We are officially at the beginning of Spring Break and I need this break so much. I feel a major crunch right now – totally self-imposed crunch – to finish off strong for the year yet my witty buzz cut student is not feeling the same motivation. He complies but is wearing his class clown hat tall and proud.
About a week ago, all my insecurities about homeschooling began to creep up to the surface and I wondered and prayed about the big questions of what to do next year. Homeschool or not? Am I really cut out for this? What is best for Max? For me? Is it okay if I don’t like it somedays, what does that really mean? What is the big picture of what God wants for our family?
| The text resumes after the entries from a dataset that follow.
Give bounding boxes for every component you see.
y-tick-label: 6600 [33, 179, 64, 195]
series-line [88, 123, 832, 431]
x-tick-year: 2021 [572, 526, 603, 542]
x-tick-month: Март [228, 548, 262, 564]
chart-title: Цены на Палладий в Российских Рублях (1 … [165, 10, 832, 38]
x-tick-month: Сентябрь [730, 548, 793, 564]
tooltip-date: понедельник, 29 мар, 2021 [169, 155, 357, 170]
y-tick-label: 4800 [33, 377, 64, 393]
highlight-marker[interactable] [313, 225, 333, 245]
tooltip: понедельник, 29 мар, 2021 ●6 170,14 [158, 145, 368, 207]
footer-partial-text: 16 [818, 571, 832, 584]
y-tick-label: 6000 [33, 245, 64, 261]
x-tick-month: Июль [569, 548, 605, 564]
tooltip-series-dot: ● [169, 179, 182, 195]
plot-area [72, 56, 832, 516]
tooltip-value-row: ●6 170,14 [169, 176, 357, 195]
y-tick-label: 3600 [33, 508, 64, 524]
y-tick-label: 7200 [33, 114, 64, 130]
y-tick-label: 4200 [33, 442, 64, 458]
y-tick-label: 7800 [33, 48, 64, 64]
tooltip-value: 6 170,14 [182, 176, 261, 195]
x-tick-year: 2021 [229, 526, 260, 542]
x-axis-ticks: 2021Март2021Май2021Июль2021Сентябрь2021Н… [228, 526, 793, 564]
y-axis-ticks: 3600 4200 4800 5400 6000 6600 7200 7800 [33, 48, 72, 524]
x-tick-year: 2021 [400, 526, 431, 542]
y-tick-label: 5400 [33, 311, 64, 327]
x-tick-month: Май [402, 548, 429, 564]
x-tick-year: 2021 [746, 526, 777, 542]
My answers came in three ways, through three different people. Nicely packaged in conversations or in listening to a cute-as-a-button 90 year old British woman speak at MOPS. All three times were not of my own initiative. Does that surprise anyone? God is so merciful. I got the message loud and clear. Homeschooling is right for us, at least for right now. And yes, of course it’s okay if I don’t like it somedays.
God gave me some good insight this week, as well, about written work.
Written work is our biggest challenge. I gave Max a worksheet of easy addition problems for a game I found, thinking it would be fun. Even though I sat next to him, it was torture for both of us and took us over an hour to finish 20 problems (with breaks).
Now, the way Max deals with frustration is to throw his body around, crash into the floor (not with a temper, just goofy), flop his head around and laugh, sit and stare into space, or make loud musical noises. It’s an ADHD thing I’m sure so I try to be patient and think of other ways to get the work done without giving him a free pass or making my life miserable in the process. I say try. It’s a constant struggle and I feel ill-equipped. Many times I have to stand on the chair and look at the situation below with humor and some creativity. 🙂 Forcing him to sit there and finish would make me miserable. Does not work.
So I’m learning how to adapt. The next day, we did math in the van. I drilled him with harder addition problems this time but can you believe it, he was able to answer them with no problem or frustration at all? He flopped around the third row seat in the van, while music was playing for Mini, who was walking and climbing around everywhere at the same time.
He just can’t do that at school, you know?
Don’t get me wrong, written work is still important. He still has to write in his phonics and handwriting books (which is improving a lot) but I’m trying to relax my expectations and think more about what works for him, the extremely smart, class clown, otter-like, passionate, kinesthetic learner that God purposefully designed.
And after a week-long break, I’m hoping this new acceptance of his need to move will make me feel a little less crunched.